Strategically, a C6+1 format carries significant implications for great-power competition with China.
This is because Central Asia is so crucial to Beijing’s grand strategy. In its recently adopted 15th five-year plan, neighborhood diplomacy is listed as the top priority — ahead of relations with major powers or developing countries. Beijing seeks to build a “community with a shared future” with 17 neighboring states, including all five in Central Asia, to “create a favorable external environment” for national rejuvenation, as Foreign Minister Wang Yi has stated.
For China, Central Asia is a vital “hinterland” for energy and resource security, and a buffer against maritime disruptions.
The United States does not need to dominate the Eurasian Heartland or force Central Asian states to choose between Washington and Beijing.
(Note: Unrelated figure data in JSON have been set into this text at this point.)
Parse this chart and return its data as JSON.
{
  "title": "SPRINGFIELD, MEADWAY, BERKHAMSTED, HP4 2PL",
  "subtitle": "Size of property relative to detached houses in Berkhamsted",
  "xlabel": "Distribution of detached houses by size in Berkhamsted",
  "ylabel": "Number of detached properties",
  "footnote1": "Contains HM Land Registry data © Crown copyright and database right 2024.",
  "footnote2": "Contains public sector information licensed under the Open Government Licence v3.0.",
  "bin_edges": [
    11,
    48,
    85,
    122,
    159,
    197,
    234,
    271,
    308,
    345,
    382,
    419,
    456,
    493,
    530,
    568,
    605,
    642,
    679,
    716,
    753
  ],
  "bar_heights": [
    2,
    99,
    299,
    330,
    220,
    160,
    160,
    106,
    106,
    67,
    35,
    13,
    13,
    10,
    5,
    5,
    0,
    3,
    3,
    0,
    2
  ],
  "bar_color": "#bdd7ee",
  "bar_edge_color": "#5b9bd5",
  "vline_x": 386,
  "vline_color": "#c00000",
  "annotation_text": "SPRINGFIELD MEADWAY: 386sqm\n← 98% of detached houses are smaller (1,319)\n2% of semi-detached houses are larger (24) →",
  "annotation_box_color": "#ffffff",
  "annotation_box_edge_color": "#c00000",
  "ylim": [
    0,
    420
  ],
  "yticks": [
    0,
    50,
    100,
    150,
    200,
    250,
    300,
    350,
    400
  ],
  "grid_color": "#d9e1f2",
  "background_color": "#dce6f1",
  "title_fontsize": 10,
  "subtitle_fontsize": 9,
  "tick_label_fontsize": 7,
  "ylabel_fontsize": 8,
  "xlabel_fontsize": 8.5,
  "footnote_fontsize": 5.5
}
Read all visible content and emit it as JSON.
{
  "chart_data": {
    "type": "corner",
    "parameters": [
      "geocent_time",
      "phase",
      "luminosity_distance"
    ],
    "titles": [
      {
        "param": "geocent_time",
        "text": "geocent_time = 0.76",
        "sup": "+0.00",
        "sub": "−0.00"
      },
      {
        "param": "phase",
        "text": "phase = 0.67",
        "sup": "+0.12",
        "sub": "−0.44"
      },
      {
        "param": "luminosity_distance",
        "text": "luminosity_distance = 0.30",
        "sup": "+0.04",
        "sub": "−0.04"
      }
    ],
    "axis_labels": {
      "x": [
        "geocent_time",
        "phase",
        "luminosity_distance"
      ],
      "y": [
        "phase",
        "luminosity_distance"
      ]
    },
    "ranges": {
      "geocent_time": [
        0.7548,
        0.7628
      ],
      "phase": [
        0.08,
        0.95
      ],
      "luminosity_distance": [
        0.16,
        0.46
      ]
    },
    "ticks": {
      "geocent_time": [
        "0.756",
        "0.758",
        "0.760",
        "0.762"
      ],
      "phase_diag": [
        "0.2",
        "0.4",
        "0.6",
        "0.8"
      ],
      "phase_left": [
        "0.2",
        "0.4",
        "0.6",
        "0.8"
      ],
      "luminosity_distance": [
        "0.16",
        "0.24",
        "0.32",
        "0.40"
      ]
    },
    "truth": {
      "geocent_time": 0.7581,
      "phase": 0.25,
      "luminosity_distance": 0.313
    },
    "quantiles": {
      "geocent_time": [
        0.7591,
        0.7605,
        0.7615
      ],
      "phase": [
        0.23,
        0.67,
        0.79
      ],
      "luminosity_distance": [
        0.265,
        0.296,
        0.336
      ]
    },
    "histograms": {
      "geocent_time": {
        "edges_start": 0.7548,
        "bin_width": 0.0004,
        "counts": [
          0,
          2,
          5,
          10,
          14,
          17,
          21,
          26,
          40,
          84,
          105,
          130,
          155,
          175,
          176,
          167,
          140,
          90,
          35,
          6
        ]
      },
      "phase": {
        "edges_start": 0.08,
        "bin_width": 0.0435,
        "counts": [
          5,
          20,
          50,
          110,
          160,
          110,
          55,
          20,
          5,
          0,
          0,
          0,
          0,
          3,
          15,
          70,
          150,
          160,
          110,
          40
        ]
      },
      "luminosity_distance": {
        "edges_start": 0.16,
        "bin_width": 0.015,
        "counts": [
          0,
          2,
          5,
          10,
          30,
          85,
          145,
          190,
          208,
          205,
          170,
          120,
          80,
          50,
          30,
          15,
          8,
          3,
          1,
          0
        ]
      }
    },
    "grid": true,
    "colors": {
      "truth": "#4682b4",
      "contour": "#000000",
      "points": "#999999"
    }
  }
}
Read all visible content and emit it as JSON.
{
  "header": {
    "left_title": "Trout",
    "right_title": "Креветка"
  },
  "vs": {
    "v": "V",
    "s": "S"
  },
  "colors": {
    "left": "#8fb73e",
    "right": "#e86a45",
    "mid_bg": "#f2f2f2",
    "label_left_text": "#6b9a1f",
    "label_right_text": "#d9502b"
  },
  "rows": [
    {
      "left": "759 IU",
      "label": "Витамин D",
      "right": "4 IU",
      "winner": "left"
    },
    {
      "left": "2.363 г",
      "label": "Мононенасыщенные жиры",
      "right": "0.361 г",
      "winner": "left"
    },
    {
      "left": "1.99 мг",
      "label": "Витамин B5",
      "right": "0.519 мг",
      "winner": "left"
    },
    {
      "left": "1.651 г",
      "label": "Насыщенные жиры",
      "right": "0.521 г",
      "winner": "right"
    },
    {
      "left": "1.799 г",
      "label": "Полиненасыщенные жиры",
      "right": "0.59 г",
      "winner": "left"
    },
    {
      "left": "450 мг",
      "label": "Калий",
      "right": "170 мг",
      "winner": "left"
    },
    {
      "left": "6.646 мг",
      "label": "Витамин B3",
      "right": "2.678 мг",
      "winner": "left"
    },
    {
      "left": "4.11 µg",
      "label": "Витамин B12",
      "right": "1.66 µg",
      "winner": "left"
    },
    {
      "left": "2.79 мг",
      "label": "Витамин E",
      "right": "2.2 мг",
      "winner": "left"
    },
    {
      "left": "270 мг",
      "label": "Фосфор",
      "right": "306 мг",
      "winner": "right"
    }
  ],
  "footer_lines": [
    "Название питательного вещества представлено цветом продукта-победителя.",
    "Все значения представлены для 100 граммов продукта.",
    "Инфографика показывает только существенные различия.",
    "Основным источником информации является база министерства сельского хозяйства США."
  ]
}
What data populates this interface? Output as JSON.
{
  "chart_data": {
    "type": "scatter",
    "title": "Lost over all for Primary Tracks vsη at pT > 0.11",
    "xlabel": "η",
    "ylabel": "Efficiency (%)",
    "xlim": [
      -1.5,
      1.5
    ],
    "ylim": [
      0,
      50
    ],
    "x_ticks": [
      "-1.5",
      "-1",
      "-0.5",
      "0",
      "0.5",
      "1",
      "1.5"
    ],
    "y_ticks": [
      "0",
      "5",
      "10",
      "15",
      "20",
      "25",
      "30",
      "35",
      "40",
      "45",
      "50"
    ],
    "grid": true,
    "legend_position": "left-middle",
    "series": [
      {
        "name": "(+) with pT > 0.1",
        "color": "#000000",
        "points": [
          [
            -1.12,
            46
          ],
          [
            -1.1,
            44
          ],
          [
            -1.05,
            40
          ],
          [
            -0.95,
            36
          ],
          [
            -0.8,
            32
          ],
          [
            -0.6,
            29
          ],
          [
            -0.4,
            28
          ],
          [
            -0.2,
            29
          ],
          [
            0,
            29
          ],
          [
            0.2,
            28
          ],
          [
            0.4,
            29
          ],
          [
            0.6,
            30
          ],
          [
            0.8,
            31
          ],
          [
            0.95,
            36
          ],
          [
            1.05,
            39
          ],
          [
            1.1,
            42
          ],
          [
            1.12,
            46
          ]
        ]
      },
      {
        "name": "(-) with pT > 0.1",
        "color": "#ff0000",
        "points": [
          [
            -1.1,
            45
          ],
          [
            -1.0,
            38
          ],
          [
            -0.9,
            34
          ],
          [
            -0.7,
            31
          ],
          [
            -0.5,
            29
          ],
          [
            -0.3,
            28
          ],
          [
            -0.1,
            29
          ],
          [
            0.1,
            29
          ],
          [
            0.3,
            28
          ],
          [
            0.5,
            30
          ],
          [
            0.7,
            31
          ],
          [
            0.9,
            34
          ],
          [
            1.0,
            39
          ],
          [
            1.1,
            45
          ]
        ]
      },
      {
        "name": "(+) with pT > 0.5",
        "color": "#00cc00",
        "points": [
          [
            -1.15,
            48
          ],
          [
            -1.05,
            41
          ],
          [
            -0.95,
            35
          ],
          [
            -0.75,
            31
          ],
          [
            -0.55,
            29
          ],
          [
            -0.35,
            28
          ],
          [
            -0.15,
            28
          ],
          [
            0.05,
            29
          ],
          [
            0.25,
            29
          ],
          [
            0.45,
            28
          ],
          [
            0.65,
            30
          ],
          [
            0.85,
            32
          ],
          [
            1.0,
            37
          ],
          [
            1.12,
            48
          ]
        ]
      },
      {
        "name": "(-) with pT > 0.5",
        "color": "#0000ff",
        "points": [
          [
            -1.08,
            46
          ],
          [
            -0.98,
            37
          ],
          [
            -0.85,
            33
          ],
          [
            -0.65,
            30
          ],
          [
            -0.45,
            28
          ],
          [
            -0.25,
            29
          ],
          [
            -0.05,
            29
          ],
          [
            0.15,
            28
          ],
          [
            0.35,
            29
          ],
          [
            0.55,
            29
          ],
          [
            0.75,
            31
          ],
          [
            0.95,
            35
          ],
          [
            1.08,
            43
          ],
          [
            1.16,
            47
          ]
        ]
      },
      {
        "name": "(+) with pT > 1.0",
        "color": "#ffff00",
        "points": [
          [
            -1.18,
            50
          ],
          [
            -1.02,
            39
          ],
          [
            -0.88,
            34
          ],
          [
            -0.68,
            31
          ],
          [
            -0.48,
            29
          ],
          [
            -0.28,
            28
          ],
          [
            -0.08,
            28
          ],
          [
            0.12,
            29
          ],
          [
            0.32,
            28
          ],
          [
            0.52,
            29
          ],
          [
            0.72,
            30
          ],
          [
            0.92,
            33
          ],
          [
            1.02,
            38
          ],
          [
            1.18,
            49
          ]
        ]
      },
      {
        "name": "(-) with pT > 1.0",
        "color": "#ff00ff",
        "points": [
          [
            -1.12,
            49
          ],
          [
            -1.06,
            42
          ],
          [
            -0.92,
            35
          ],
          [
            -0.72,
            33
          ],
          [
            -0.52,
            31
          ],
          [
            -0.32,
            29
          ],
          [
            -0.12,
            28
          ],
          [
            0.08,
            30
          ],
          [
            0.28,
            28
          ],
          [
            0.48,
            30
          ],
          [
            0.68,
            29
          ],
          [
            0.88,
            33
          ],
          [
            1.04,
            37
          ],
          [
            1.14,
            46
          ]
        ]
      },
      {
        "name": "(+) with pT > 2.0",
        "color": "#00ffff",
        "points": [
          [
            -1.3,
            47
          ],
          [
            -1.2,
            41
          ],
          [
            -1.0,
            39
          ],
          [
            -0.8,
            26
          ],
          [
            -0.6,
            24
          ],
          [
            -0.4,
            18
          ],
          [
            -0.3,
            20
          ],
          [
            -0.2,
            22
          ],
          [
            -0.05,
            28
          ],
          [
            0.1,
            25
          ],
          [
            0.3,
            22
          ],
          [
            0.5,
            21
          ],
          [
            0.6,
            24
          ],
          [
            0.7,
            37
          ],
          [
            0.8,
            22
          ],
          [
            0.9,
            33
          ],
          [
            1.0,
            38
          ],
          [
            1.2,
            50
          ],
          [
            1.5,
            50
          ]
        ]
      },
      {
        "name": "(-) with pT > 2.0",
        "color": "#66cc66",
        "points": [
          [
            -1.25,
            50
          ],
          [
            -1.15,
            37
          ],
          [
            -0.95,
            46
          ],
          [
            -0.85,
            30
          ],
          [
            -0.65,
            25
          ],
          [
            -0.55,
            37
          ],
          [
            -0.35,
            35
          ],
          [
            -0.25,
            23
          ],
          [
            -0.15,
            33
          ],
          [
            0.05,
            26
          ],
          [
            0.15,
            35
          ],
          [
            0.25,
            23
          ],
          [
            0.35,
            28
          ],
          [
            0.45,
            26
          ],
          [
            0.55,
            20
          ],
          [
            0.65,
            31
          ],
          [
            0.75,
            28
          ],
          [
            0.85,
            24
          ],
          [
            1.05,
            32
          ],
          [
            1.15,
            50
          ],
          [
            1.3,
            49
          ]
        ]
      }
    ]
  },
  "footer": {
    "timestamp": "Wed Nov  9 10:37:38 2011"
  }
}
It simply needs to ensure that any Chinese westward access runs through a vast landmass of countries that maintain constructive relations with the United States.
A C6+1 format helps shape that environment without confrontation.
A stable Middle Corridor – the energy and trade route running through Central Asia, across the Caspian Sea and through Azerbaijan to Turkey and the Mediterranean – also benefits America’s energy-hungry allies in Asia, such as Japan and South Korea. Both increasingly look to Kazakhstan as an alternative oil supplier as they seek to reduce reliance on the Strait of Hormuz.
Several proposals have emerged for how to follow up on Trump’s engagement with the Central Asian leaders. At the November White House dinner, Uzbekistan’s President Shavkat Mirziyoyev suggested holding the next C5+1 summit in Samarkand, the ancient Silk Road hub, with Trump becoming the first sitting American leader to visit Central Asia. At a seminar in March, Kazakhstan’s Ambassador to the United States, Magzhan Ilyassov, proposed hosting the first C6 and United States Summit in his country’s capital, Astana.
Both would be historic. But a meeting on the sidelines of the U.N. in New York this September would be the true low-hanging fruit.
Furthermore, Kazakhstan, Uzbekistan, and Azerbaijan are all members of Trump’s Board of Peace for Gaza reconstruction and are willing partners of the American leader. Deepening engagement through a C6+1 format reinforces his “peace through connectivity” narrative and adds coherence to the Board of Peace’s purpose.
With Russia to the north, China to the east, and Iran, Afghanistan, Pakistan, and India to the south, the greater Central Asia region is emerging as the next frontline of great power competition – especially as countries seek alternatives to vulnerable maritime energy routes, a trend underscored by the severe disruption of shipping through the Strait of Hormuz.
By strengthening trans-Caspian links through a C6+1 framework and building on initiatives like TRIPP, the United States can help the region diversify its partnerships and reduce over-reliance on any single power, advancing stability through expanded economic options rather than confrontation.
The United States should use TRIPP as a springboard to pivot toward this critical region. A C6+1 summit at UNGA would be the simplest, most strategic way to begin. This is America leading through deals, not dominance — turning geography into opportunity.